The Quadratic Tax on Diffusion

Here's a number that should bother you: $K \cdot L^2$.

Every diffusion language model published so far uses a Transformer backbone. That's fine for autoregressive generation, where you pay $O(L^2)$ once and get a full sequence. But diffusion models don't generate in one pass. They denoise iteratively: start from noise, run the model, unmask a few tokens, run the model again. Repeat $K$ times. Each pass is a full forward through the backbone.

So the real cost of generating a sequence with a diffusion Transformer is $O(K \cdot L^2)$. With $K = 64$ denoising steps and $L = 1024$ tokens, you're doing 64 quadratic-cost forward passes. That's not a constant factor you can hand-wave away. It's the dominant cost.

This is the quadratic tax on diffusion.


Autoregressive models dodge this because each forward pass only touches one new token (with KV caching). Diffusion models can't cache the same way -- every denoising step potentially changes every position, so the full sequence gets re-attended every time.

The obvious question: what if the backbone weren't quadratic?

RWKV is a family of sequence models that trains like a Transformer (parallel over the sequence) but runs like an RNN ($O(1)$ memory per step, $O(L)$ total). The mechanism is a linear attention variant with learned exponential decay -- tokens attend to all previous tokens, but recent ones get exponentially more weight. No softmax, no $L \times L$ attention matrix.

For a single forward pass, replacing Transformer attention with RWKV attention changes cost from $O(L^2)$ to $O(L)$. Over $K$ denoising steps, that's the difference between $O(KL^2)$ and $O(KL)$. At $K = 64, L = 1024$: a factor of 1024.

In practice the constant factors mean you won't literally see 1000x speedup. But the scaling is real and it compounds. Longer sequences benefit more. More denoising steps (which generally improve quality) become affordable.


There's a catch, and it's not a small one.

RWKV is causal. It processes the sequence left-to-right. Each position only sees what came before it. Diffusion models need bidirectional context -- when you're predicting the clean token at position 47, you need to see what's at positions 1-46 and 48-1024.
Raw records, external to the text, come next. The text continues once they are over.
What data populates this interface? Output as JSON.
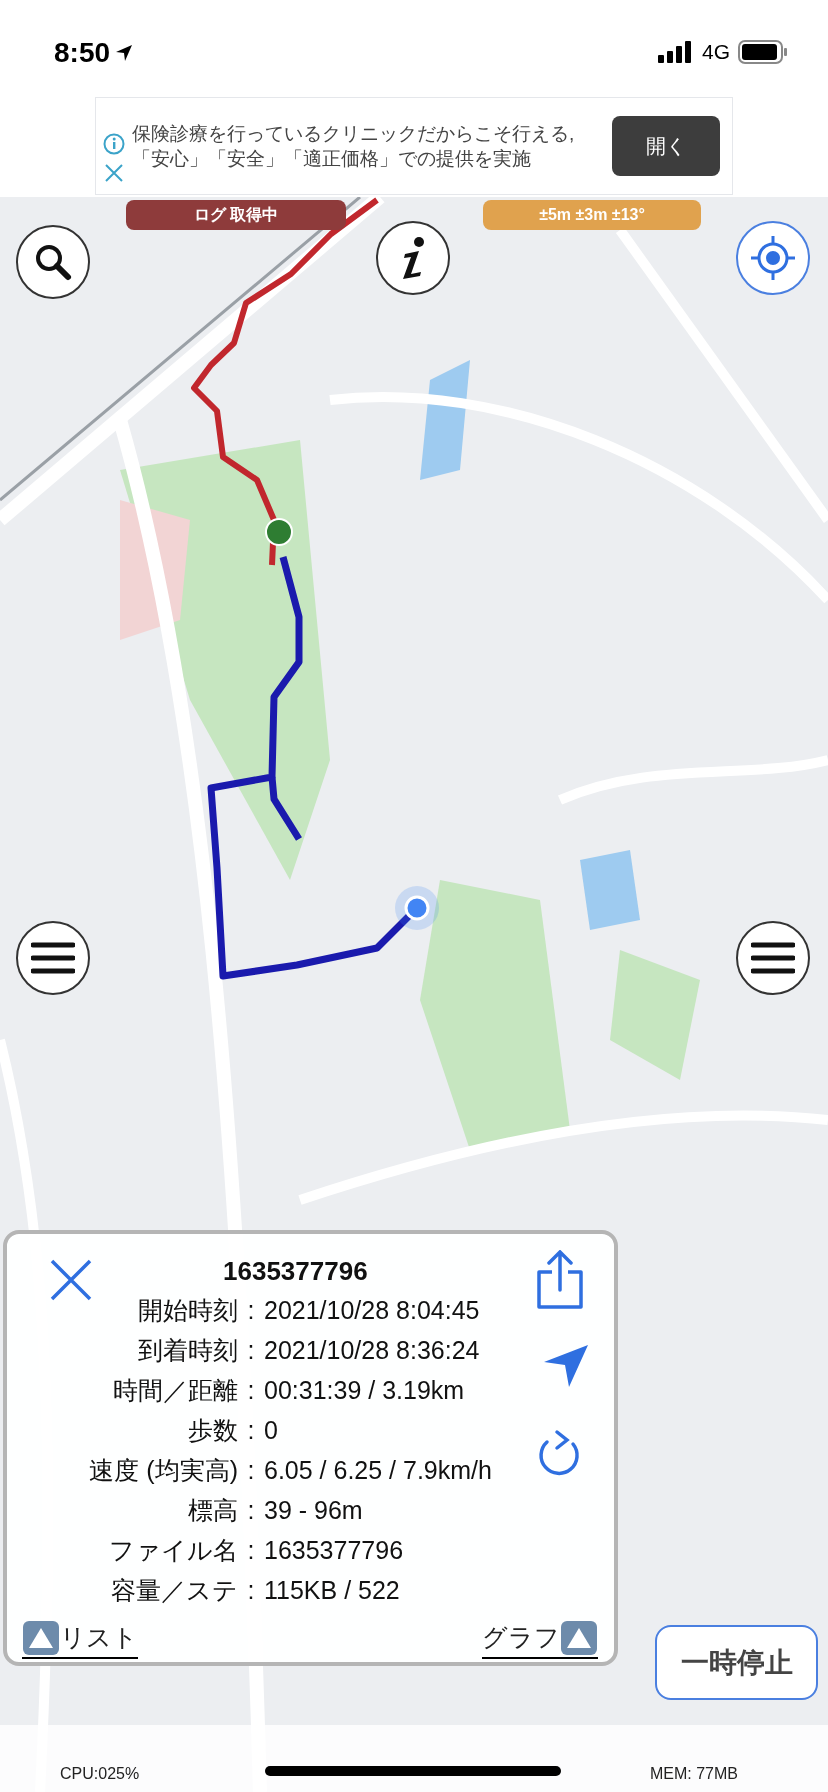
{
  "status_bar": {
    "time": "8:50",
    "network": "4G"
  },
  "ad": {
    "text": "保険診療を行っているクリニックだからこそ行える,「安心」「安全」「適正価格」での提供を実施",
    "button": "開く"
  },
  "log_status": "ログ 取得中",
  "accuracy": "±5m ±3m ±13°",
  "track": {
    "title": "1635377796",
    "rows": [
      {
        "label": "開始時刻",
        "separator": ":",
        "value": "2021/10/28 8:04:45"
      },
      {
        "label": "到着時刻",
        "separator": ":",
        "value": "2021/10/28 8:36:24"
      },
      {
        "label": "時間／距離",
        "separator": ":",
        "value": "00:31:39 / 3.19km"
      },
      {
        "label": "歩数",
        "separator": ":",
        "value": "0"
      },
      {
        "label": "速度 (均実高)",
        "separator": ":",
        "value": "6.05 / 6.25 / 7.9km/h"
      },
      {
        "label": "標高",
        "separator": ":",
        "value": "39 - 96m"
      },
      {
        "label": "ファイル名",
        "separator": ":",
        "value": "1635377796"
      },
      {
        "label": "容量／ステ",
        "separator": ":",
        "value": "115KB / 522"
      }
    ],
    "list_link": "リスト",
    "graph_link": "グラフ"
  },
  "pause_button": "一時停止",
  "footer": {
    "cpu": "CPU:025%",
    "memory": "MEM: 77MB"
  }
}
The solution is the same one that's worked for recurrent models since the 90s: run two copies. One processes left-to-right, one processes right-to-left (on the reversed sequence), and you merge their outputs with a learned gate. This is a BiRWKV block.

The cost doubles (two passes instead of one), but $2 \cdot O(L)$ is still $O(L)$. The quadratic tax is gone.

DiffuMamba showed this works. They used Mamba (a different state-space model) as a bidirectional backbone for masked diffusion and matched Transformer quality. Mamba shares the same $O(L)$ complexity class as RWKV but uses a different mechanism (data-dependent selectivity instead of exponential decay). The proof of concept exists.

Nobody has tried RWKV. And RWKV-7 has a specific theoretical advantage: it recognizes all regular languages, which Transformers of bounded depth don't. For a diffusion model that needs to enforce structural consistency across multiple denoising passes, that expressivity guarantee might matter.


The research question is clean: take MDLM (the current best-practice framework for masked discrete diffusion), replace the Transformer encoder with a BiRWKV backbone, and measure what happens.

If quality holds: you've unlocked longer sequences, more denoising steps, and cheaper inference -- all at once. The quadratic tax becomes a linear fee.

If quality drops: you learn something about what attention is actually doing during denoising that linear mechanisms can't replicate.

Either way, the experiment is small enough to run on a single GPU in a few days at 170M parameters. The infrastructure for comparison (MDLM, SEDD, FLM baselines at similar scale) already exists.

Sometimes the interesting question isn't "what new architecture can we invent?" but "what if we just removed the most expensive part and checked whether it was load-bearing?"